Brazil, Russia, India and China - otherwise known as Bric - are being increasingly shunned by savvy Western investors, the Times reports.
Instead, many "adventurous" shareholders are becoming attracted once more to Mena: the Middle East and North Africa, stock market data shows. For example, the Chinese market is down 38 percent for sterling investors so far in 2008 - while the Israeli and Moroccan markets have put on 4.8 percent and 5.5 percent respectively.
Additionally, growth in the Bric index from developing world market specialists MSCI has hit just 7.5 percent for sterling over the year, while the same firm's Arabian excluding Saudi Arabia index has put on 23.6 percent, according to Bloomberg.
Financial firms have been swift to react to this trend, with Baring Asset Management, launching a special Mena-based fund and famed wealth manager Julius Baer unveiling an investment vehicle focussed on Egypt, Morocco and Nigeria.

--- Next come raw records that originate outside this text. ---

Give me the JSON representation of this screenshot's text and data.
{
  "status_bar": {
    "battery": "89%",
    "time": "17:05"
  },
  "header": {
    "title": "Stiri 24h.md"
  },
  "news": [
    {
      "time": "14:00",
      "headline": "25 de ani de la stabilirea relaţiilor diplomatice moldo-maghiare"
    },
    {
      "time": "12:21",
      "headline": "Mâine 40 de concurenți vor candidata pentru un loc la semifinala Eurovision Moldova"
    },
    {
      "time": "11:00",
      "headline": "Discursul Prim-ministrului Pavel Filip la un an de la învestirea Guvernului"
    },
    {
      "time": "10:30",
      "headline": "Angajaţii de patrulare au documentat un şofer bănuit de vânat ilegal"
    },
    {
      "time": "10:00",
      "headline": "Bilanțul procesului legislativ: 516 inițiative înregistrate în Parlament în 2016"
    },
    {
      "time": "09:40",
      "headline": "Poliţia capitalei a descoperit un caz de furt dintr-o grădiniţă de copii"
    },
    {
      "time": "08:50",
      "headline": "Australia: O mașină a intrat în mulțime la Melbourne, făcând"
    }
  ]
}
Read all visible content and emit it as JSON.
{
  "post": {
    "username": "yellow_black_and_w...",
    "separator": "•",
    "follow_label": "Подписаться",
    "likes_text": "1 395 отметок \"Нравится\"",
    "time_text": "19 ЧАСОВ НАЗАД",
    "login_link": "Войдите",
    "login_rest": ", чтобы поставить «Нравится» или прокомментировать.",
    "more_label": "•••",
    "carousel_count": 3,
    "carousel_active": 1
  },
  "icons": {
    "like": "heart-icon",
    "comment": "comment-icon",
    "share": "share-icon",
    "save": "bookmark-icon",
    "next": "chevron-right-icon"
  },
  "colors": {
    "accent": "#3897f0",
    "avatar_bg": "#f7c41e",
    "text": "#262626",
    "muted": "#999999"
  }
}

Alexander Shalash, head of emerging-market equities at Julius Baer, commented: "North Africa has 'come of age'. Local industries are developing thanks to inward investment and there’s more confidence due to economic reforms, a better banking climate and a growing credit sector."
Also speaking to the newspaper, Stuart Clark, at BDO Stoy Hayward, said: "There’s huge potential for [Mena] as it matures." However, the analyst had a word of caution for investors tempted to put significant sums in to the region.
"There’s considerably more risk from inflationary pressures, liquidity, transparency and [state] intervention," he added.